Alternatives to a home equity loan or HELOC when financing a rental property

There are other types of financing that do not require you to take out a second mortgage for your rental home. And at current interest rates, you may not save as much with a home loan or HELOC compared to any other type of loan.

“There are a lot of home mortgage rates reaching double digits and they are still rising because Fed continues to raise interest rates,” says McBride. “You can’t get a bargain by tapping equity in a rental property or an investment property.”

Personal loan: A personal loan It’s an unsecured loan, so it will have a higher interest rate and lower credit limit than a home equity loan, but it doesn’t require you to put your rent as collateral. According to Bankrate, the average personal loan rate is several percentage points higher than HELOC.

Cash out refinancing: A cash out ref replaces your existing mortgage with a new one with more favorable rates and terms. The equity you borrowed is added back to the balance of your new mortgage, and you pay it off over the term of your loan. But with interest rates near two-year highs, this option probably won’t make sense for most homeowners already locked in a lower rate.
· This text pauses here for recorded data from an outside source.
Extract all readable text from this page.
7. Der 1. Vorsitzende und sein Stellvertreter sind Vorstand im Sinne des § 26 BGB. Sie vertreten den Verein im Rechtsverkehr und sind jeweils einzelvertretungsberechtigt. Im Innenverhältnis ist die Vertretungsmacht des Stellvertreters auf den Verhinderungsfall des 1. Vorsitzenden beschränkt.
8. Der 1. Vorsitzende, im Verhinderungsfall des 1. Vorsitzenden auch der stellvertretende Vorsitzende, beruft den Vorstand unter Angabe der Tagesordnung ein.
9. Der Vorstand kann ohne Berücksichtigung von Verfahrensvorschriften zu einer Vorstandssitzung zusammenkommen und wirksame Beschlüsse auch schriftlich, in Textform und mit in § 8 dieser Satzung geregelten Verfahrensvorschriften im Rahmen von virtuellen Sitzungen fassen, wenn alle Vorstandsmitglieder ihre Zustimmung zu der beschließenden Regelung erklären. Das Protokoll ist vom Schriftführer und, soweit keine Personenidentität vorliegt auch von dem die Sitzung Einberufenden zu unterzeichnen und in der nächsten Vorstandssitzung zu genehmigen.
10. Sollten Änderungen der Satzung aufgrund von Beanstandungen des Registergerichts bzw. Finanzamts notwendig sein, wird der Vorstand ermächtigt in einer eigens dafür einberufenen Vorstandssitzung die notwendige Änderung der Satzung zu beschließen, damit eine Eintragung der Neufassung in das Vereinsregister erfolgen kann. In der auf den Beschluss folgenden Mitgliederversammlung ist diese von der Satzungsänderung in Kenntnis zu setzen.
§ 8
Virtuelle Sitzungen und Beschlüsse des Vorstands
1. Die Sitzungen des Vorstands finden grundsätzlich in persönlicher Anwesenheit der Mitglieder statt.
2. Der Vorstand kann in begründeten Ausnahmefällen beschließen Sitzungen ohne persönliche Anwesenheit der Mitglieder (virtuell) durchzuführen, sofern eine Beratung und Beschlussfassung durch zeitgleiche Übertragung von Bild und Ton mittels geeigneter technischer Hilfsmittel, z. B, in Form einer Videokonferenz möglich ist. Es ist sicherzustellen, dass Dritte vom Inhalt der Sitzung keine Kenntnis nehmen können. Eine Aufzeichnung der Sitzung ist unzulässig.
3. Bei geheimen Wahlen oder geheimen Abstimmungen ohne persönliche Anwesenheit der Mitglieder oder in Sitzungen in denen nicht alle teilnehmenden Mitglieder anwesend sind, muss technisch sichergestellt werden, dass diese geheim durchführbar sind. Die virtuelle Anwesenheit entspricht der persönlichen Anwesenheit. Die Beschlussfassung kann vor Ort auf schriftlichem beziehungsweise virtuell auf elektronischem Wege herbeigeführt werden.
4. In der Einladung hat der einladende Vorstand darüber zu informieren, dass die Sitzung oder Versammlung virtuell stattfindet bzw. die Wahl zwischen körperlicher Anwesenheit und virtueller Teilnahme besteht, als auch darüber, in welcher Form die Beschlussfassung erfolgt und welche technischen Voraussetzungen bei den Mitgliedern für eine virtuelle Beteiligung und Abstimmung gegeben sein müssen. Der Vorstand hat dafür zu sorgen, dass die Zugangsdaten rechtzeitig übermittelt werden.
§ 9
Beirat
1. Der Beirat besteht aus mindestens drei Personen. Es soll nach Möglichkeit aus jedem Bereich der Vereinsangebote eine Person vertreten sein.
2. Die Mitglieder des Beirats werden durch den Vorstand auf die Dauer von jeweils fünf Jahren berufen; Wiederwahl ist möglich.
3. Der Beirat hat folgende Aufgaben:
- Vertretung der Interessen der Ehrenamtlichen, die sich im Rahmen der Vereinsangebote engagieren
Credit cards: A credit card It is unsecured debt that will also have a higher interest rate than a home equity loan, but you don’t run the risk of foreclosure and you can also take advantage of credit card rewards programs.


You can get a mortgage for a rental property, but doing so means you’ll have to pay three mortgages each month. When you borrow against your home equity, you are using the property as collateral to secure the loan, so if you default for any reason, your lender can re-own the home. With interest rates continuing to rise and home mortgage rates at a 15-year high, it’s not worth the risk of foreclosure to borrow against an investment property if you have access to other forms of financing.